# Lets get it started



## cmoreno85tx (Sep 2, 2008)

Hey Brothers its me Carlos Moreno an EA hopefully FC on 9/8/08 - Community Lodge #1201 A.F. & A.M. San Antonio, TX. I decided to stay with cmoreno85tx as it is my "Online Handle".  Well hope we can keep this site goin as strong as the last MOT site.


----------



## Joey (Sep 2, 2008)

cmoreno85tx said:


> Hey Brothers its me Carlos Moreno an EA hopefully FC on 9/8/08 - Community Lodge #1201 A.F. & A.M. San Antonio, TX. I decided to stay with cmoreno85tx as it is my "Online Handle".  Well hope we can keep this site goin as strong as the last MOT site.



AMEN BROTHER!!!


----------



## JTM (Sep 3, 2008)

welcome to the boards (again?)


----------



## ravickery03 (Sep 3, 2008)

cmoreno85tx said:


> Hey Brothers its me Carlos Moreno an EA hopefully FC on 9/8/08 - Community Lodge #1201 A.F. & A.M. San Antonio, TX. I decided to stay with cmoreno85tx as it is my "Online Handle".  Well hope we can keep this site goin as strong as the last MOT site.

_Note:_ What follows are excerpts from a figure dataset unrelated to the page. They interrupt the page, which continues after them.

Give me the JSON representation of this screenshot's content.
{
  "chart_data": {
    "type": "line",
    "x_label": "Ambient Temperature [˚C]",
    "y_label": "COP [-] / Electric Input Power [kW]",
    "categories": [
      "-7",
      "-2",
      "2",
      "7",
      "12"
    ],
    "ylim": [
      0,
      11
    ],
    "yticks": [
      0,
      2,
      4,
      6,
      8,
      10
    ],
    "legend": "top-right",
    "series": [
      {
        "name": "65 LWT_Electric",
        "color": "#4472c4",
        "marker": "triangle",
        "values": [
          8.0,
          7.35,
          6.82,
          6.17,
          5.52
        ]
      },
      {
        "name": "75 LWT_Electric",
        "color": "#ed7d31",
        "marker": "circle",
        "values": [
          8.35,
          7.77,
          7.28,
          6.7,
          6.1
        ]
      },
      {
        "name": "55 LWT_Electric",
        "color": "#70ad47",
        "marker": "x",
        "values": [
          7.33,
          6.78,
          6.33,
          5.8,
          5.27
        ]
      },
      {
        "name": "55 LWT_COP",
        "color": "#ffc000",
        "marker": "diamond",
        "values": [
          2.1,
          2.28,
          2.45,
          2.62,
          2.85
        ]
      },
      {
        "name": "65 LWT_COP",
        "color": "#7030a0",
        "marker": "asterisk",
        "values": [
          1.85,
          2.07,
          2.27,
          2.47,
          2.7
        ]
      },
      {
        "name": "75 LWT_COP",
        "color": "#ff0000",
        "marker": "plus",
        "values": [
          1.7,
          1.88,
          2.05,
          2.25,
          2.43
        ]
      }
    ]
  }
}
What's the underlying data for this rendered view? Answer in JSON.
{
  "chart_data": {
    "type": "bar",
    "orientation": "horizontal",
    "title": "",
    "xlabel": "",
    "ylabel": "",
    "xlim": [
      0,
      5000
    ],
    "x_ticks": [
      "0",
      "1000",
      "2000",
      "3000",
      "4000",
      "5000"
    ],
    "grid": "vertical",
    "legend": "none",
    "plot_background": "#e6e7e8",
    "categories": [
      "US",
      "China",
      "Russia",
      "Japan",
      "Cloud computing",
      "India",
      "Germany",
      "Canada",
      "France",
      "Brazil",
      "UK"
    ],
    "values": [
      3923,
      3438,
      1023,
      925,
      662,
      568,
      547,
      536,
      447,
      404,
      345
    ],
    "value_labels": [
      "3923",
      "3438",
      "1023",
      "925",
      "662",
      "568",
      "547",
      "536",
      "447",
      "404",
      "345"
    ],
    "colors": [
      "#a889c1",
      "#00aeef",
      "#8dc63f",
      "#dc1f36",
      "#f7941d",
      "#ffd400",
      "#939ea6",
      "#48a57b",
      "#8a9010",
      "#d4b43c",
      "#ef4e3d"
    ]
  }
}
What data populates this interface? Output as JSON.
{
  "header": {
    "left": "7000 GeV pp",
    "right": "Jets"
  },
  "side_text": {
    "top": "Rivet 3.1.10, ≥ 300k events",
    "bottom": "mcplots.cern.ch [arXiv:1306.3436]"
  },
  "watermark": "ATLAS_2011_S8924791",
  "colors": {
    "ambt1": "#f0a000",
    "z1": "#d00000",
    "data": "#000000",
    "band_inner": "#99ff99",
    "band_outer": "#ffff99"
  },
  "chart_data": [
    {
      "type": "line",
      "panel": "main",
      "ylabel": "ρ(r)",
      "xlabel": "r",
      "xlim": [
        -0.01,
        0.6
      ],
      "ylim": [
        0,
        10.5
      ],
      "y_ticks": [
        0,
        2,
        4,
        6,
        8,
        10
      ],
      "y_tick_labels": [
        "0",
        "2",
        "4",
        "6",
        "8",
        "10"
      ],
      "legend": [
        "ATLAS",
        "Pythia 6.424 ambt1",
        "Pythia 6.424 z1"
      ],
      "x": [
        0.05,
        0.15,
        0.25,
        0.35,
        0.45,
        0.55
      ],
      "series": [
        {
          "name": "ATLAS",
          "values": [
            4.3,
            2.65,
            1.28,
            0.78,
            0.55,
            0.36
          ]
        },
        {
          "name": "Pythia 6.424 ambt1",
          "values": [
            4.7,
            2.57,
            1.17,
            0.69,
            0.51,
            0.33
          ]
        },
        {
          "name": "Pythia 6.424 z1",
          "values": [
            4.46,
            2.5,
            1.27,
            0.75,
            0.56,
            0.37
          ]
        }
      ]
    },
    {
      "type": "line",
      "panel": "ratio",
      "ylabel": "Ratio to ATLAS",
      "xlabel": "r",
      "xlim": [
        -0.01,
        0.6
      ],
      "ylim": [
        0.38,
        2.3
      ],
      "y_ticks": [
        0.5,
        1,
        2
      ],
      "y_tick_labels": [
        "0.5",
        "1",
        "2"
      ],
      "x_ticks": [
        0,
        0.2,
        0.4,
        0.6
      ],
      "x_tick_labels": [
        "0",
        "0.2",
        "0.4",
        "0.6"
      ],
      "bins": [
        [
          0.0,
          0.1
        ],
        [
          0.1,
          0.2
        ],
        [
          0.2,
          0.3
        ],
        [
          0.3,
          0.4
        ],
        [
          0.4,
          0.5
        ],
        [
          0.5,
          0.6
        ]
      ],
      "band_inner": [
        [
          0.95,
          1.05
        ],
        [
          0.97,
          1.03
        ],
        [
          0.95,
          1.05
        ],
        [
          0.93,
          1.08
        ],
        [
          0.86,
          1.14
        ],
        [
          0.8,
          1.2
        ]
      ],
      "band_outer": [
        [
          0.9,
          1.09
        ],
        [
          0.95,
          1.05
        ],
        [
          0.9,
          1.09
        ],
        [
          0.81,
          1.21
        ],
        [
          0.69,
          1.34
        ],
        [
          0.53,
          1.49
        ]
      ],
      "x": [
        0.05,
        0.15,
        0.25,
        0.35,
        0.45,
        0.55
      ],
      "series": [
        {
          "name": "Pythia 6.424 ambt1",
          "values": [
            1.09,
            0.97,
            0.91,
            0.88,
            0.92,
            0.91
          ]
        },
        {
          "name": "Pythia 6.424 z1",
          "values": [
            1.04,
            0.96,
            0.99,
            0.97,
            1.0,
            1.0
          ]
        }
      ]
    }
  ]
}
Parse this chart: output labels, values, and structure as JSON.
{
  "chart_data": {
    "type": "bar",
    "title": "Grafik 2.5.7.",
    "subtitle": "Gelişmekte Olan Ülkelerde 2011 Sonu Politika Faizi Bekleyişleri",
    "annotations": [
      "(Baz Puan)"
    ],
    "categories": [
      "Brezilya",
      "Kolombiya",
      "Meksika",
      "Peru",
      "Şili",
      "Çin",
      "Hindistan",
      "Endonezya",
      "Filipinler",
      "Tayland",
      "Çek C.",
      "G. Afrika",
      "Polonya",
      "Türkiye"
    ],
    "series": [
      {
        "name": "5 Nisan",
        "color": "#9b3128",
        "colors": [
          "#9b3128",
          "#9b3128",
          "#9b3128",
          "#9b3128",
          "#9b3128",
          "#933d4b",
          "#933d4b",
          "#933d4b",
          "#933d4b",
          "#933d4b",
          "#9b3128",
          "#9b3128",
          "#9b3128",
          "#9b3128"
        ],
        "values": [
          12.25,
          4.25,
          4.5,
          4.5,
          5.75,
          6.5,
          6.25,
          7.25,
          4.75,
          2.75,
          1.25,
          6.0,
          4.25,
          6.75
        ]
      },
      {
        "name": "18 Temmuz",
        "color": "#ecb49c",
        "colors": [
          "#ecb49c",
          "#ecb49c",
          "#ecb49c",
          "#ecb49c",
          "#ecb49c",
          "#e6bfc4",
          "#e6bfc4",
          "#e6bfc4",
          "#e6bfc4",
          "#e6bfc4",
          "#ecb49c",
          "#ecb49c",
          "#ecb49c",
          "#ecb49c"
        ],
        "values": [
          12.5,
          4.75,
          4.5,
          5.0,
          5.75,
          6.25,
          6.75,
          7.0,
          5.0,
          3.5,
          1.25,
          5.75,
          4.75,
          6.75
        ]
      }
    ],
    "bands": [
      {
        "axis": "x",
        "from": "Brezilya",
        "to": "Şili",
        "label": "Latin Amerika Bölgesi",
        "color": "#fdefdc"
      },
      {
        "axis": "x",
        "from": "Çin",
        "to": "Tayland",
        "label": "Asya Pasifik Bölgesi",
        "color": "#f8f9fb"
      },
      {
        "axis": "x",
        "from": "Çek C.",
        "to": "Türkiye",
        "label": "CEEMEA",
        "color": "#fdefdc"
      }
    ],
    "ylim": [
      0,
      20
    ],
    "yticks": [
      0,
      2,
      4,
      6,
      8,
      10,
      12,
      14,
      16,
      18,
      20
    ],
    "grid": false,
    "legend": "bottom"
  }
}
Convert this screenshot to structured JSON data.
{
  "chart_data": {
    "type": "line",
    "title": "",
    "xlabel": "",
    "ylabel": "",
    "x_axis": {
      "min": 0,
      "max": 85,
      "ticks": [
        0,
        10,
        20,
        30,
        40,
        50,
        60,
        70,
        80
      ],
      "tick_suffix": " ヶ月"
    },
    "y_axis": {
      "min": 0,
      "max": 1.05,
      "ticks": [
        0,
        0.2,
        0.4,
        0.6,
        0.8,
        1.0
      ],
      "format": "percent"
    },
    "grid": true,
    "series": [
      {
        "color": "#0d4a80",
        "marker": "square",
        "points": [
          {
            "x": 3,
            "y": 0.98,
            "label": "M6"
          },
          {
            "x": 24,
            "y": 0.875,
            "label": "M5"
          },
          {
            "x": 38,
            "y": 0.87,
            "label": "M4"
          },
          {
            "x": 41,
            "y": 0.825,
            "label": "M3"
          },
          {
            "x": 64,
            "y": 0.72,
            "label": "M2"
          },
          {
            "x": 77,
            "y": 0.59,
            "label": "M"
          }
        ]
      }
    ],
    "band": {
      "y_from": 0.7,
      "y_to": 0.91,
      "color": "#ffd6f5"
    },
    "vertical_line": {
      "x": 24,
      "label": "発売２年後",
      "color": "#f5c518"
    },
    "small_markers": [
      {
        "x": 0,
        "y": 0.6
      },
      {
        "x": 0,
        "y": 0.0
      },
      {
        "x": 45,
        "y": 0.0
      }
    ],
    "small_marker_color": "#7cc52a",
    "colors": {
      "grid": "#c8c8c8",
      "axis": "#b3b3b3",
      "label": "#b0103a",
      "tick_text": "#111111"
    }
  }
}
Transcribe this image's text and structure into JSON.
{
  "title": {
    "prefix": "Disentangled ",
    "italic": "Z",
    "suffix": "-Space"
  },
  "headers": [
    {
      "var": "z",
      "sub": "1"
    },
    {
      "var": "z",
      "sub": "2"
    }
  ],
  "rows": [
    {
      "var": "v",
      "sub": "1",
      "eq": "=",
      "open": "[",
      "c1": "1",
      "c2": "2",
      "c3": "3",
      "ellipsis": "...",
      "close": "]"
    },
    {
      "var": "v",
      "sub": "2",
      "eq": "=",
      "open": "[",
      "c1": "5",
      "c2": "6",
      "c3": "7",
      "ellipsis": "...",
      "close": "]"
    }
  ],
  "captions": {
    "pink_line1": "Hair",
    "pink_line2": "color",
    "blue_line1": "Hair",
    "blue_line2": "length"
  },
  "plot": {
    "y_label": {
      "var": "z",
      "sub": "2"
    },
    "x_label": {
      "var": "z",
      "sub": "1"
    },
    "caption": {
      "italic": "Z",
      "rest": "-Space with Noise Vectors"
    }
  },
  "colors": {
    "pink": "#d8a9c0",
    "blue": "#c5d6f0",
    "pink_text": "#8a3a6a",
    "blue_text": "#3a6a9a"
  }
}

Yeah!  Another brother from San Antonio, now we just need to out number the guys from Fort Worth. 

Brother, be sure to keep us in the loop in regards to your raising!


----------



## cmoreno85tx (Sep 4, 2008)

ravickery03 said:


> Yeah!  Another brother from San Antonio, now we just need to out number the guys from Fort Worth.
> 
> Brother, be sure to keep us in the loop in regards to your raising!




I sure will Brother.  On Monday (9/8/2008) I will receive my Fellowcraft degree ( if I can pass my Proficiency that is...) Prof. starts at 4 and afterwards the degree.  Any and all Brothers are welcome to come.


----------